For a long time we have produced a lot more lambs in the UK than we consume, relying on exports to maintain producer incomes; with somewhere in the region of 30% of what we produce being sold overseas. So what has gone wrong?

The main contributor to the decrease is almost certainly the volume of New Zealand (NZ) lamb coming into the country. Historically we have imported NZ lamb, to both balance UK supplies and to help maintain throughput in UK processing plants. The supermarkets tell us that consumers don’t want hoggets and that NZ lamb can ensure a year round supply of new season lamb.

Quite how a lamb on 31 December suddenly becomes a hogget on 1 January baffles me. I always thought that a lamb was a lamb until it cut its first permanent incisors at about a year old when it became a hogget, but supermarkets and their buyers seem to have a different definition. I’m sure that if they really knew what they were eating most supermarket customers would enjoy the fuller flavor of hogget meat.

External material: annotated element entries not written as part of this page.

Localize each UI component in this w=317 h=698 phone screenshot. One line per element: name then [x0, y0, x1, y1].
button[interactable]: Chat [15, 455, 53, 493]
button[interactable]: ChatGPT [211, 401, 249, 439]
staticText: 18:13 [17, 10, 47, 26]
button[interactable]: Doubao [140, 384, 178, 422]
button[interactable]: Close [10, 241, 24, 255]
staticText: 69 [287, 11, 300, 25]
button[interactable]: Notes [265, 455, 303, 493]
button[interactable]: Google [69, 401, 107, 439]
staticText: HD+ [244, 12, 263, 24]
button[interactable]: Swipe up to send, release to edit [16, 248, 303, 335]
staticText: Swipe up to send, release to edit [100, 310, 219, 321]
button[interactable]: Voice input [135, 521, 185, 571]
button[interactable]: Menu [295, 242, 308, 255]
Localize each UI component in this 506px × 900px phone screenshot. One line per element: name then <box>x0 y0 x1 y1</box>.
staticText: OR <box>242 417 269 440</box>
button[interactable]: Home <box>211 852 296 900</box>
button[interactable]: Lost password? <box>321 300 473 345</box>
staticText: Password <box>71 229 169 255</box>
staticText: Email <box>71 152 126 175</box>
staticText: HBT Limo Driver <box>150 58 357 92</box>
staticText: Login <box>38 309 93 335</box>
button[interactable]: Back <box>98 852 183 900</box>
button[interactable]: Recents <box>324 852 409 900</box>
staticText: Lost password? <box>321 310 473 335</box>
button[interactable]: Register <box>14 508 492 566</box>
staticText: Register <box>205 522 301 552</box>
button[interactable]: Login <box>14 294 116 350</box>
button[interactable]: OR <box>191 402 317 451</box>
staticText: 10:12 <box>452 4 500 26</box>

This year however Asda and Tesco are the main offenders and have been using NZ lamb as their main product and using UK supplies to balance shortfalls (Morrisons is on the contrary very loyal to UK producers sourcing almost 100% of their lamb from the UK). Imports on NZ lamb for March this year were up by 35% on March 2014. Even now when high volumes of UK new season lambs are coming onto the market, NZ product continues to dominate many supermarket shelves.

The reason is that NZ lamb is cheap. Much of NZ has been facing drought conditions so many lambs have been slaughtered early as NZ producers have been desperate to unload lambs before grass supplies run out. In addition to the glut in supply, which should run out fairly soon, the strength of sterling also makes imports relatively cheaper; a double bonus for the supermarkets – and it is UK producers that are picking up the tab.

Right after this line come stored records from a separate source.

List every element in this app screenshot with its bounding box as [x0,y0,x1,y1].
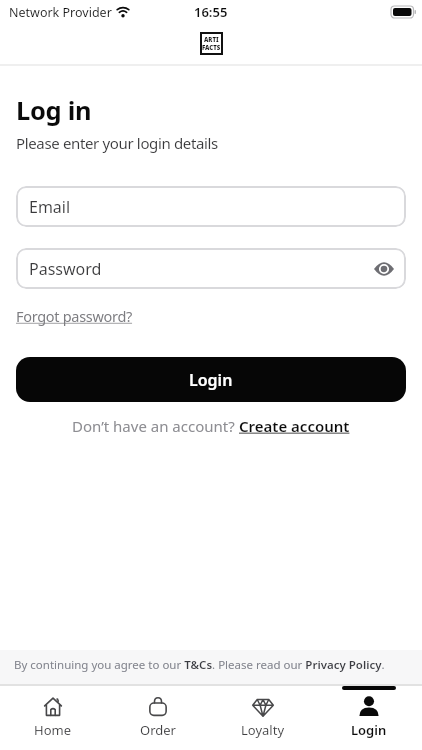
button[interactable]: Login [16,357,406,402]
staticText: Network Provider [9,4,112,21]
staticText: Create account [239,416,350,436]
staticText: Email [29,196,71,218]
button[interactable]: Login [316,686,422,750]
staticText: Home [34,721,71,739]
button[interactable]: Password [16,248,406,289]
button[interactable]: Home [0,686,105,750]
staticText: Order [140,721,176,739]
staticText: Password [29,258,102,280]
staticText: Log in [16,93,92,128]
button[interactable]: Email [16,186,406,227]
staticText: ARTI [204,36,219,44]
staticText: Login [189,369,233,391]
staticText: Login [351,721,387,739]
staticText: By continuing you agree to our T&Cs. Ple… [14,657,385,673]
button[interactable]: Loyalty [210,686,316,750]
staticText: Don’t have an account? [72,416,239,436]
staticText: Please enter your login details [16,133,218,153]
staticText: Loyalty [241,721,285,739]
staticText: 16:55 [194,3,228,21]
button[interactable]: Forgot password? [16,306,133,326]
button[interactable]: Order [105,686,210,750]
button[interactable]: Don’t have an account? [16,416,406,436]
staticText: FACTS [202,44,221,52]
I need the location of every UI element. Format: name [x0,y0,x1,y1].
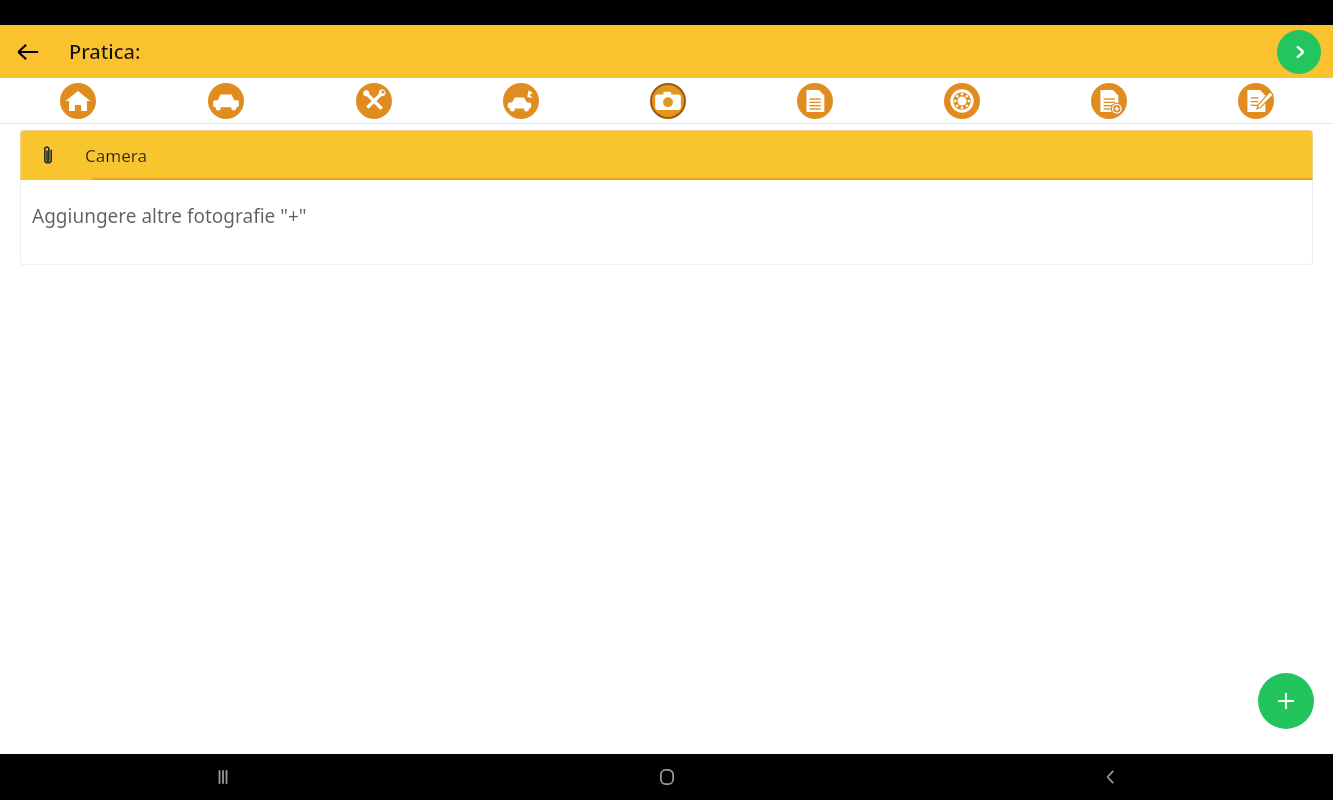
button[interactable]: Add document [1035,78,1182,124]
button[interactable]: Vehicle damage [447,78,594,124]
button[interactable]: Recent apps [0,754,445,800]
staticText: Aggiungere altre fotografie "+" [32,203,307,229]
staticText: Pratica: [69,38,141,65]
button[interactable]: Tools [300,78,447,124]
button[interactable]: Sign document [1182,78,1329,124]
button[interactable]: Home [4,78,152,124]
button[interactable]: Add [1258,673,1314,729]
button[interactable]: Document [741,78,888,124]
button[interactable]: Vehicle [152,78,300,124]
button[interactable]: Next [1277,30,1321,74]
staticText: Camera [85,144,147,167]
button[interactable]: Tyre [888,78,1035,124]
button[interactable]: Camera [20,130,1313,180]
button[interactable]: Aggiungere altre fotografie "+" [20,180,1313,265]
button[interactable]: Camera [594,78,741,124]
button[interactable]: Back [889,754,1333,800]
button[interactable]: Back [8,32,48,72]
button[interactable]: Home [445,754,889,800]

The strength of sterling is also having a significant impact on exports. Only a couple of years ago £1 worth of UK lamb cost continental buyers a little over 1.1 euros. Now it is costing them around 1.4 euros, a really significant increase and not surprising that there is some significant resistance on the part of buyers across the Channel to buying UK lamb.

With the European market accounting for more than 80% of our exports this has put a lot of pressure on the export trade. As a result we get squeezed in the middle, between increased imports and reduced exports and at a time when historically we should be enjoying relatively buoyant prices.

On the bright side, the high volume of lamb slaughterings in NZ will almost certainly come to an end fairly soon. But with a proposed referendum on our continued European Union membership in the next couple of years, casting some doubt over our long term future in Europe, we will almost certainly see some uncertainty around the future of UK sheep meat exports to Europe.

A month ago the main political parties were all making claims in their manifestos about supporting UK agriculture and encouraging increased consumption of UK produce. How things change once the elections are over. Talk is cheap and easy, doing something positive to support UK farming takes a little more commitment and some affirmative action, both of which could be a long time coming.

As an industry how fit are we in the sheep sector to deal with low prices, increasing uncertainty and potentially, greater price volatility? In general, we are probably not as fit as we should be. None of us are in a position to exert any control over the prices we receive for our lambs, our culls or our wool. We are price takers, not price makers and the only means we have of influencing our sheep margins is by either increasing output per hectare or per ewe (the two are not the same) or reducing our production costs. The latter almost certainly affords significantly more opportunities than the former.

Just a final thought to leave you with. In a recent telephone conversation a friend who now manages a farm in the South West was telling me how he has calculated the cost per lamb on the ground this year. The cost per lamb out of his Mules was £8; the cost per lamb out of his Romney ewes was £1.30 per lamb. Look at current lamb prices! Think about it!